Monday, Aug. 11, 1930

Wilson 160; Hoover 21

Against a black background of public disaster Herbert Clark Hoover made his reputation. War relief in Belgium, food relief in Eastern Europe, flood relief along the Mississippi popularized him for the Presidency. Improved Social Conditions was his campaign theme-song. Once in the White House, he continued to work for human betterment, appointed a commission on Child Welfare, commission on Illiteracy, commission on Social Trends. He and his friends have made two million private dollars available to finance these unofficial surveys.

Against the bright background of peace such welfare work does not easily dramatize into news. Interested chiefly in shining, tangible results, the public is no more conscious of some of the things closest to President Hoover's heart than it was conscious, for example, of Secretary of Commerce Hoover's standardization of the sizes of U. S. nuts & bolts.

Popular incomprehension did not, however, deter President Hoover last week from announcing another volunteer survey commission. The White House conference on home building & home ownership, composed of representatives of 19 national organizations under Secretary of Commerce Lament, will, at the President's request, make "a study of the problems presented . . .; with the hope of inspiring better organization and removal of influences which seriously limit the spread of home ownership." Subjects: finance, design, equipment, city planning, transportation. President Hoover wanted to know why second mortgages on homes now often cost 25% per year.

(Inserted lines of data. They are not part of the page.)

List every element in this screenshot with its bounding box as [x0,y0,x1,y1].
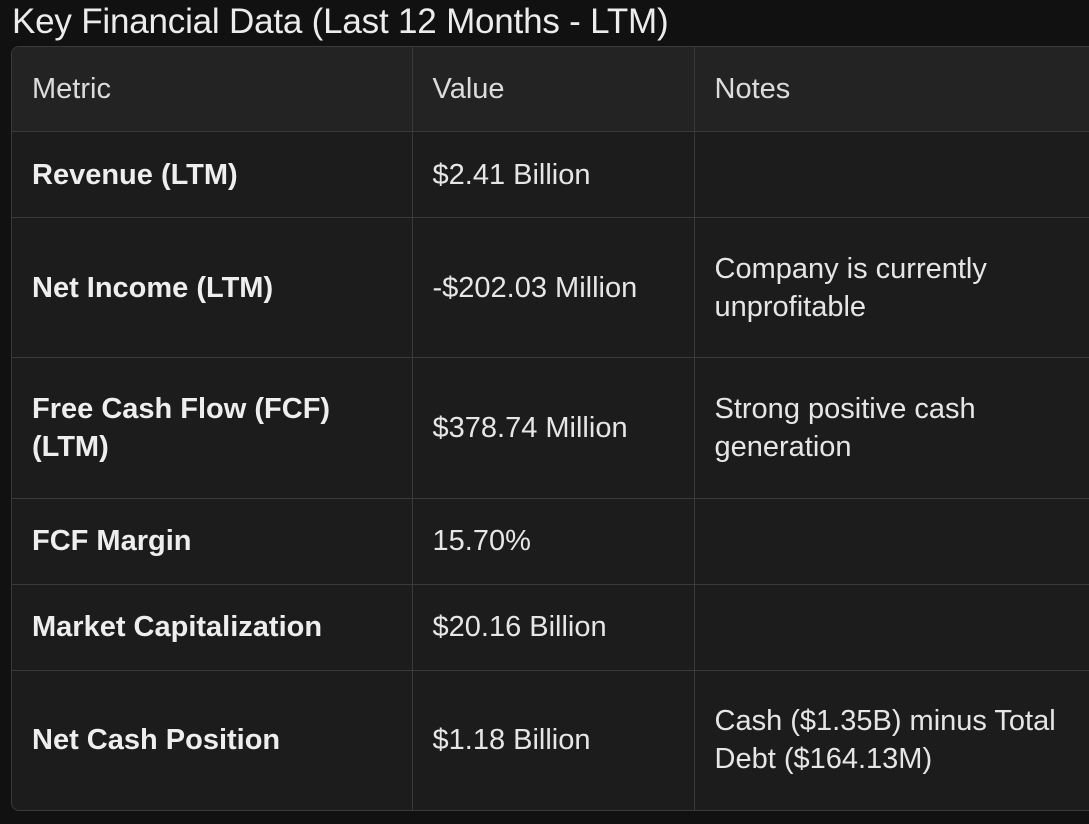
table: Metric Value Notes Revenue (LTM) $2.41 B… [12,47,1089,810]
table-row: Market Capitalization $20.16 Billion [12,584,1089,671]
metric-cell: Market Capitalization [12,584,413,671]
table-row: Net Cash Position $1.18 Billion Cash ($1… [12,670,1089,810]
column-header-value: Value [412,47,695,132]
table-row: FCF Margin 15.70% [12,498,1089,585]
metric-cell: Net Cash Position [12,670,413,810]
column-header-metric: Metric [12,47,413,132]
metric-cell: Revenue (LTM) [12,131,413,219]
metric-cell: FCF Margin [12,498,413,585]
value-cell: $378.74 Million [412,357,695,499]
table-row: Net Income (LTM) -$202.03 Million Compan… [12,217,1089,359]
table-row: Revenue (LTM) $2.41 Billion [12,131,1089,219]
table-body: Revenue (LTM) $2.41 Billion Net Income (… [12,131,1089,810]
value-cell: $2.41 Billion [412,131,695,219]
metric-cell: Free Cash Flow (FCF) (LTM) [12,357,413,499]
header-row: Metric Value Notes [12,47,1089,132]
value-cell: -$202.03 Million [412,217,695,359]
value-cell: 15.70% [412,498,695,585]
value-cell: $1.18 Billion [412,670,695,810]
value-cell: $20.16 Billion [412,584,695,671]
notes-cell [694,584,1089,671]
notes-cell: Cash ($1.35B) minus Total Debt ($164.13M… [714,705,1056,776]
page-title: Key Financial Data (Last 12 Months - LTM… [12,2,669,41]
notes-cell: Strong positive cash generation [694,357,1089,499]
notes-cell [694,498,1089,585]
table-header: Metric Value Notes [12,47,1089,132]
notes-cell [694,131,1089,219]
column-header-notes: Notes [694,47,1089,132]
financial-data-table: Metric Value Notes Revenue (LTM) $2.41 B… [11,46,1089,811]
notes-cell: Company is currently unprofitable [694,217,1089,359]
metric-cell: Net Income (LTM) [12,217,413,359]
table-row: Free Cash Flow (FCF) (LTM) $378.74 Milli… [12,357,1089,499]
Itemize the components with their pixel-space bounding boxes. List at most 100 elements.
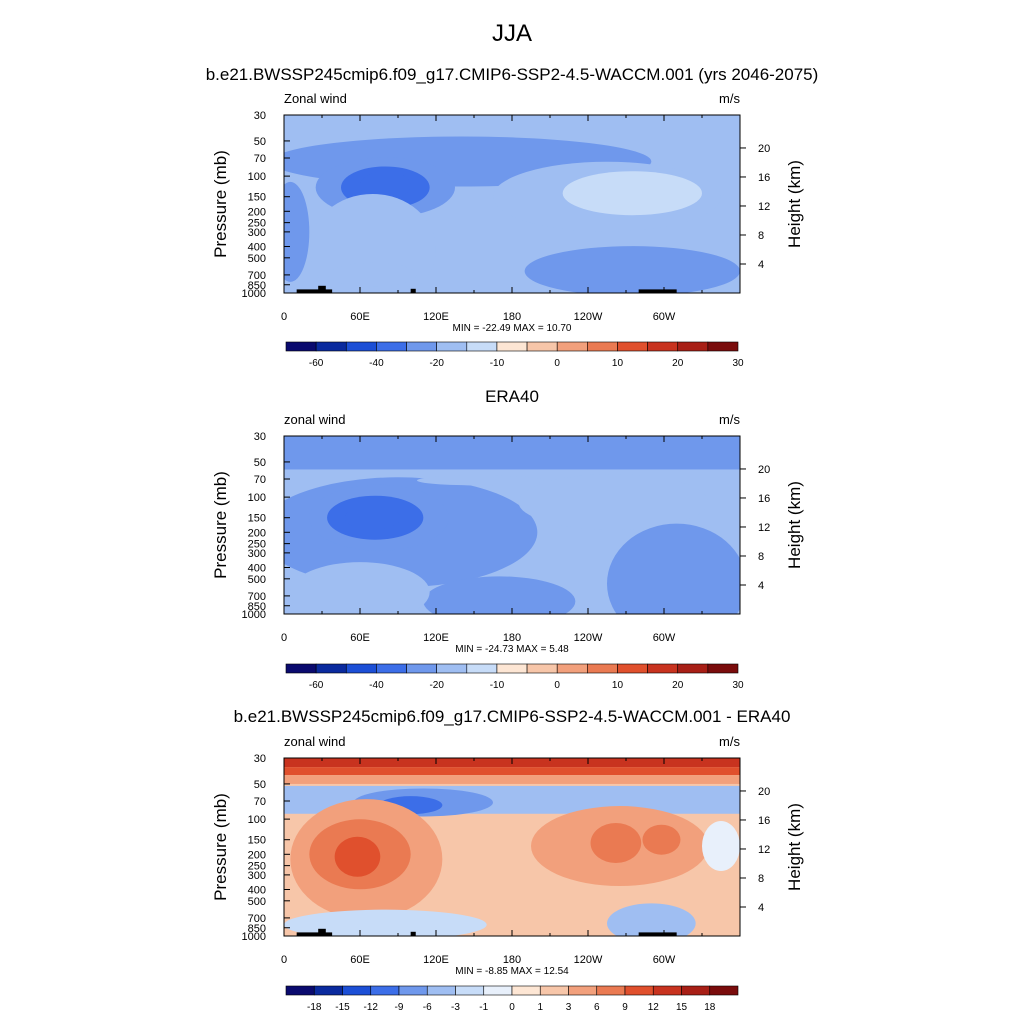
pressure-tick-label: 1000: [242, 288, 266, 300]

P: Last week President Hoover named three other commissions to make special investigations: 1) To advise the Government Departments on methods for revision of the statistical services for the determination of unemployment and to establish the method of co-operation between government departments and business. 2) To investigate the whole question of bankruptcy law and practice, to propose to Congress some essential reforms. 3) To study the practicability of a road from the U. S. to Alaska through and with the aid of Canada. Declared President Hoover: "To some who are anxious over the appointment of temporary committees and commissions . . . we may suggest they are not a new necessity in government. President Roosevelt created 107 of them, President Taft 63, President Wilson 160, President Harding 44, President Coolidge 118. . . . I shall appoint others." Hoover commissions to date: 21.